United Nations High Commissioner for Human Rights, Mary Robinson, says that Pakistan and India must de-escalate military tensions before alleged human rights abuses in the disputed Kashmir region can be addressed. Ms. Robinson is in Pakistan on the last leg of a five-nation trip to Egypt, Bahrain, Lebanon, Afghanistan and Pakistan.
At the Pakistani capital on Tuesday, U.N. Human Rights chief, Mary Robinson addressed the issue of human rights violations in Kashmir. "I have been asked by those who are victims of human rights violations on both sides, to assess and examine the situation and draw attention more fully to the extent of the human rights violations. I am going to seek a way, I am going to consult with some experts who have studied closely the situation on both sides and look at possible strategy to highlight the importance of addressing the human rights violations," she said.

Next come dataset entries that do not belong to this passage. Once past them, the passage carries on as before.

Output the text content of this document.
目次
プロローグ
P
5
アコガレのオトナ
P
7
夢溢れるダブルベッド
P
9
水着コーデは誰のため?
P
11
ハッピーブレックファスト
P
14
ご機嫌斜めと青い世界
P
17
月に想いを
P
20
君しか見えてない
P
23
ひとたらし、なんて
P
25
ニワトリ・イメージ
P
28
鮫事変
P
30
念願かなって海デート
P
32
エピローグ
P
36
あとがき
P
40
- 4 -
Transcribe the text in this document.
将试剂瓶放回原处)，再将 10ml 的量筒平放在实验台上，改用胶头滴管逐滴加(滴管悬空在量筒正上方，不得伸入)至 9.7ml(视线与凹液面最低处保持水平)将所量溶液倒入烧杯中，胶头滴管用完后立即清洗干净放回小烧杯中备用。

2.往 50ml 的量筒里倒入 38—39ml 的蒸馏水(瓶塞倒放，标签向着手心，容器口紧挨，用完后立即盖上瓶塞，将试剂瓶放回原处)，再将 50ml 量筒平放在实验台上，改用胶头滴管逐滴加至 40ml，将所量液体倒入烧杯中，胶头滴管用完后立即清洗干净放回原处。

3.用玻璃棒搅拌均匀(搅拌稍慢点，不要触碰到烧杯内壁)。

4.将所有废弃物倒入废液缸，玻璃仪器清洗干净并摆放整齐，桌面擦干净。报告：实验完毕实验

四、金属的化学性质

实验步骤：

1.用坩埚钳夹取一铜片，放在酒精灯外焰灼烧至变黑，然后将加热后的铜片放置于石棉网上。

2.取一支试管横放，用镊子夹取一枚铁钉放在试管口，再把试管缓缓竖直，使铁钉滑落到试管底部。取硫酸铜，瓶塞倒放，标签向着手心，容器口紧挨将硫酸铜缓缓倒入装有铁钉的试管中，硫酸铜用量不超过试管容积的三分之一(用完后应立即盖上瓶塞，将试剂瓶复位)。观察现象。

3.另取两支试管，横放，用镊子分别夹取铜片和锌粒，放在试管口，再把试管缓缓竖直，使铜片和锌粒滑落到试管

The Indian government said that more than 33,000 people have died in the decade-old separatist Muslim insurgency in Kashmir. Pakistan puts the toll at 80,000.
Ms. Robinson has said that is not possible to ignore the pleas of human rights victims in Kashmir and that the matter must be addressed. But for any such action, she said, both India and Pakistan need to reduce their military presence along the border.
"It's very important that there should be a de-escalation, and I welcome any initiatives in that regard. And secondly there has to be a political discussion and a political way forward found. It's difficult to deal with the human rights situation in a contested political sensitive situation such as that," she said.
India and Pakistan have ignored repeated calls by international leaders to pull back their troops and open talks to settle their disputes. Tensions have been running high in the region after a terror attack on India's parliament in December. New Delhi has blamed Islamabad for sponsoring the attack. The Pakistani government has dismissed the charge as baseless.